Breast Augmentation can be performed using two different kinds of implants. It is essential that the surgeon has the required knowledge about all kinds of implants and that he is therefore able to recommend the most appropriate implant in each case. There is no standard implant suitable for all patients: a surgeon who is using the same kind of implant for all patients has no clear idea of what breast augmentation is about.

During the pre-operative consultation, it is important to assess what can be achieved with the procedure and, at the same time, to understand the patient's needs and expectations, in particular the desired size and shape. Based on this, the kind of implant, the volume and the technique will de agreed.
To help the patient's decision, Dr. De Fazio uses the “Sizer Kit” system, which simulates the post-operative result on the patient herself, who can in this way have an active role in choosing the best implant.

The material

Breast Implants can be round or anatomical; furthermore, they can have a low, moderate or high profile; all of them are pre-filled with cohesive silicone gel; finally, they can be textured (with a rough texture) or polyurethane-coated. The latter are the safest to minimize the complication, although rare, of capsular contracture. It is also important to underline that the silicone gel is not liquid rather semi-solid, and, therefore, there is no filler leakage (silicone gel bleed); in addition, it keeps its shape, reproducing the texture of the breast parenchyma or of the breast muscle mass, improving its adherence to the tissues.

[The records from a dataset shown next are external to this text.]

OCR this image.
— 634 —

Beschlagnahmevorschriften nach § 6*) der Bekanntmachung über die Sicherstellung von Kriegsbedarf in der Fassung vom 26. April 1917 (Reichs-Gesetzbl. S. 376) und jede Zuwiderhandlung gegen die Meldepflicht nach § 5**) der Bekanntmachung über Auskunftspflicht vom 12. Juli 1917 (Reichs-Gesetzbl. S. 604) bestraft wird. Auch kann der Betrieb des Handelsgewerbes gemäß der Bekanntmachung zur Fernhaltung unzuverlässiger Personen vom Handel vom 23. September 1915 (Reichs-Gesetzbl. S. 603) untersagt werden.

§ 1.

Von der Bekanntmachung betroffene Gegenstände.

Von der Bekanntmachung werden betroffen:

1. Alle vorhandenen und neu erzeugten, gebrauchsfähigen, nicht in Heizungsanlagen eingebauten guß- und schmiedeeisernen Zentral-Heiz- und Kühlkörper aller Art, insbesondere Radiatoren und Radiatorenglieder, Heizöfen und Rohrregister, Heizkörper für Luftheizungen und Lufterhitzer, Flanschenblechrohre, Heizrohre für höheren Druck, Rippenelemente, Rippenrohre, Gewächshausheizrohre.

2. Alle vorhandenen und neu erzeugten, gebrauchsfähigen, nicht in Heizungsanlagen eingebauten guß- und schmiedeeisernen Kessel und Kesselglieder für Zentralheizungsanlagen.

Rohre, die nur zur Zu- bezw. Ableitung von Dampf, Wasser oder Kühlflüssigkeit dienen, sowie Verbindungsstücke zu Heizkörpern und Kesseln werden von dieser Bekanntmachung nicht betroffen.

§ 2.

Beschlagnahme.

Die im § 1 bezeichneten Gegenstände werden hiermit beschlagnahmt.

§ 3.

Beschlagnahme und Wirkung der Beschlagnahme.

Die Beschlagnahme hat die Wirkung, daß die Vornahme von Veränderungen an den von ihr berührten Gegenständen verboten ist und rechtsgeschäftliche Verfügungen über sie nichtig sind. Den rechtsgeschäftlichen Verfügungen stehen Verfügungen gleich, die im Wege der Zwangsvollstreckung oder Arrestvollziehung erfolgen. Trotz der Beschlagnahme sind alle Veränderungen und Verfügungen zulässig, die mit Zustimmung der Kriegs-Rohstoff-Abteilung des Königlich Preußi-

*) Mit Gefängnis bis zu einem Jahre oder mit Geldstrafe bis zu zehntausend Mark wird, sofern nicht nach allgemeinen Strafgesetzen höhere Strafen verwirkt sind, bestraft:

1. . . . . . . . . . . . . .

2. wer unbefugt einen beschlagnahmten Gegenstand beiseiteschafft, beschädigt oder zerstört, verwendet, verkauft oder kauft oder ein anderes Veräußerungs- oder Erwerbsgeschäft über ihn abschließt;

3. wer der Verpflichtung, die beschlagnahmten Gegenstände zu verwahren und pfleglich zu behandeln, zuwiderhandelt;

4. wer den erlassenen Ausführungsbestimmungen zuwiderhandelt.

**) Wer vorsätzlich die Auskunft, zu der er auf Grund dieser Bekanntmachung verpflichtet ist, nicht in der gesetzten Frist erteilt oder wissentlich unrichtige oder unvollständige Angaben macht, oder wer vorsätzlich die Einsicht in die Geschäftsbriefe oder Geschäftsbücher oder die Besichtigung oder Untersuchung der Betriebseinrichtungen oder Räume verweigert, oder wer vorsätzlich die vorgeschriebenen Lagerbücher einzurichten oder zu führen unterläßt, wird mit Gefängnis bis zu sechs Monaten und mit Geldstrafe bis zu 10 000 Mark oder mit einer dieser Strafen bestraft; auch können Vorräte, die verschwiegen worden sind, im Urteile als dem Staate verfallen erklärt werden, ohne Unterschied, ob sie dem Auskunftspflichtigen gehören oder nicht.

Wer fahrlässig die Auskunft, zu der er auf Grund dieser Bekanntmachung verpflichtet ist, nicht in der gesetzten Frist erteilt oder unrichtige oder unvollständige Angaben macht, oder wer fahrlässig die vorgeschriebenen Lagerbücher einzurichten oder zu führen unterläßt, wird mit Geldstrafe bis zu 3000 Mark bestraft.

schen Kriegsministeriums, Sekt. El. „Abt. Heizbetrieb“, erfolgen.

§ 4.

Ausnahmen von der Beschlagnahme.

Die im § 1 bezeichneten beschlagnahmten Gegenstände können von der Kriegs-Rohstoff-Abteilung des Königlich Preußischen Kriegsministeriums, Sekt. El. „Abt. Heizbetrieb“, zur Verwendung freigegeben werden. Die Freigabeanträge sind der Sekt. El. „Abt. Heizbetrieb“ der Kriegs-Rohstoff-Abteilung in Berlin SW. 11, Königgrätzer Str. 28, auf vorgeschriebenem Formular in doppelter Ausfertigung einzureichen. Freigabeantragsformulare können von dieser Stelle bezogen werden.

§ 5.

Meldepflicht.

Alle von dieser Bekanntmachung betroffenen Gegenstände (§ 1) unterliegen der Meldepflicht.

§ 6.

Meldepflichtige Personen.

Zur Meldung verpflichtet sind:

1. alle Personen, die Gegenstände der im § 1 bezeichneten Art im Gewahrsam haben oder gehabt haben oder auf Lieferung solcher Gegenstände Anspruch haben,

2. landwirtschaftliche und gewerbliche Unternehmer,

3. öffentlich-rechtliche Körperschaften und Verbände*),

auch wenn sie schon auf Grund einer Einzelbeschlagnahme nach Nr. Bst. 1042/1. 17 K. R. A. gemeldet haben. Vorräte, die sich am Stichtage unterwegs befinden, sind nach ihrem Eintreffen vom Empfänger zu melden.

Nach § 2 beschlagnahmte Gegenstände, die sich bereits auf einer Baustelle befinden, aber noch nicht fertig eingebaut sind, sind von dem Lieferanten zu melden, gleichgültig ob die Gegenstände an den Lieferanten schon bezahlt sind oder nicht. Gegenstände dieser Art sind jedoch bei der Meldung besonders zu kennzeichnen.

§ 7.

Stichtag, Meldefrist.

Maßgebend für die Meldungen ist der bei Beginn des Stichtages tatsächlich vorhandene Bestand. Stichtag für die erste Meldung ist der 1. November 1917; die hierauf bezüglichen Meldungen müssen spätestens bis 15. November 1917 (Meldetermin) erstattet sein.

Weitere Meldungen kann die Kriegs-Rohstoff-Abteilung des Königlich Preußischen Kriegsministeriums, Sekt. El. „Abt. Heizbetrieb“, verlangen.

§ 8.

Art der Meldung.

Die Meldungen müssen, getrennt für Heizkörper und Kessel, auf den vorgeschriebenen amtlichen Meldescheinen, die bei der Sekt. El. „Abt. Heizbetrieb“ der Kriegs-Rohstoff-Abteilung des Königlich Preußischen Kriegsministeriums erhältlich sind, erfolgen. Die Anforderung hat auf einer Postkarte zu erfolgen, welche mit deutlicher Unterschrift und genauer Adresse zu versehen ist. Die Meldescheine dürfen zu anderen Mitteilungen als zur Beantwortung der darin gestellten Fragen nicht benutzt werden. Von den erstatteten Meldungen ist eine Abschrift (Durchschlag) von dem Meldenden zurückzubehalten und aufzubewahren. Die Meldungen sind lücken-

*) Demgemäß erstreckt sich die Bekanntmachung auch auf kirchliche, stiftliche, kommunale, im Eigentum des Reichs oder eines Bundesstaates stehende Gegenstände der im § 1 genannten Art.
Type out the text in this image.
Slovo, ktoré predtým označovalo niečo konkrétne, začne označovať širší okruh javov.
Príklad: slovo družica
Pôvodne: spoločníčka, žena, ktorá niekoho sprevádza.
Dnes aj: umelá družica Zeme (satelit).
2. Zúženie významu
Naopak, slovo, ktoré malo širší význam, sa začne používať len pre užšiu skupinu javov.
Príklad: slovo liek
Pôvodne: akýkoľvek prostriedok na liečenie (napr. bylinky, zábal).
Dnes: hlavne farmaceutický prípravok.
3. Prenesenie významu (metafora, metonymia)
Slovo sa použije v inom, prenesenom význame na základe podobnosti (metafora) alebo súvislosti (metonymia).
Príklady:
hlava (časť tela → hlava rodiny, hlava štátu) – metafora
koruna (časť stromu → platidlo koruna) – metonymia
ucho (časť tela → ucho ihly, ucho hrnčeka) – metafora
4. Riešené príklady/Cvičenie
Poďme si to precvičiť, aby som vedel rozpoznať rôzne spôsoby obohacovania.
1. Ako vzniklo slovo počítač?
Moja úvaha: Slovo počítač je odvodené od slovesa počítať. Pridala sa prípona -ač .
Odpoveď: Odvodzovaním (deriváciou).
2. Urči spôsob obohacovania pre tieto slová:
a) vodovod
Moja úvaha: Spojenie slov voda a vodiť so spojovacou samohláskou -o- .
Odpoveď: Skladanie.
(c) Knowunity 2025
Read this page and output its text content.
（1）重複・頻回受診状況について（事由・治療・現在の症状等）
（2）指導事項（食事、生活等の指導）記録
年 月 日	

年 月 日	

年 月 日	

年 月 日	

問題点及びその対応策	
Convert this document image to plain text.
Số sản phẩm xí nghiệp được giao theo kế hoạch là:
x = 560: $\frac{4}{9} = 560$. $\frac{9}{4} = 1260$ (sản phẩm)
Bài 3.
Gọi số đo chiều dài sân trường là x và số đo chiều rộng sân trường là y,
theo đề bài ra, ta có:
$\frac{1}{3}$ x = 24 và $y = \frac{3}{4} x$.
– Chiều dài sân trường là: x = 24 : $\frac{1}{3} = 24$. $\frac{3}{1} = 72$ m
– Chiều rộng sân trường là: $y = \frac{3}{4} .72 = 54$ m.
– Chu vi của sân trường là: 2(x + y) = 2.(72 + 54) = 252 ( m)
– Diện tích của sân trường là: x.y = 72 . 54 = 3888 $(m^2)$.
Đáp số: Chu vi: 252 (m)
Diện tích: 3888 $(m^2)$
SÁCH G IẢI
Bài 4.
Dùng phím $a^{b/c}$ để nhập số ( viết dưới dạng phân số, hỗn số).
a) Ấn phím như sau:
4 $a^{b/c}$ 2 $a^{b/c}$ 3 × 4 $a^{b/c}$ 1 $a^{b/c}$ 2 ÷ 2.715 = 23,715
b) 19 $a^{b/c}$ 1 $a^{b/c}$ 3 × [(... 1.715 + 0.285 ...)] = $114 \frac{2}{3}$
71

The duration of breast implants is unpredictable; on the other hand, it is not necessary, as some people say, that they must be replaced after 10 years. In fact, the major Breast Implant producers provide a long-term guarantee.


The technique
The dual-plane technique consists of placing the implant underneath the pectoralis major muscle (chest muscle), which will be split from the mammary gland. The incision is normally around the nipple (periareolar), but this is not possible when the areola is too small to be able to introduce the implant. In these cases the incision will be in the inframammary fold.
This technique minimizes both the capsular contracture and the rippling risks; the latter might occur in the upper pole with subglandular implants.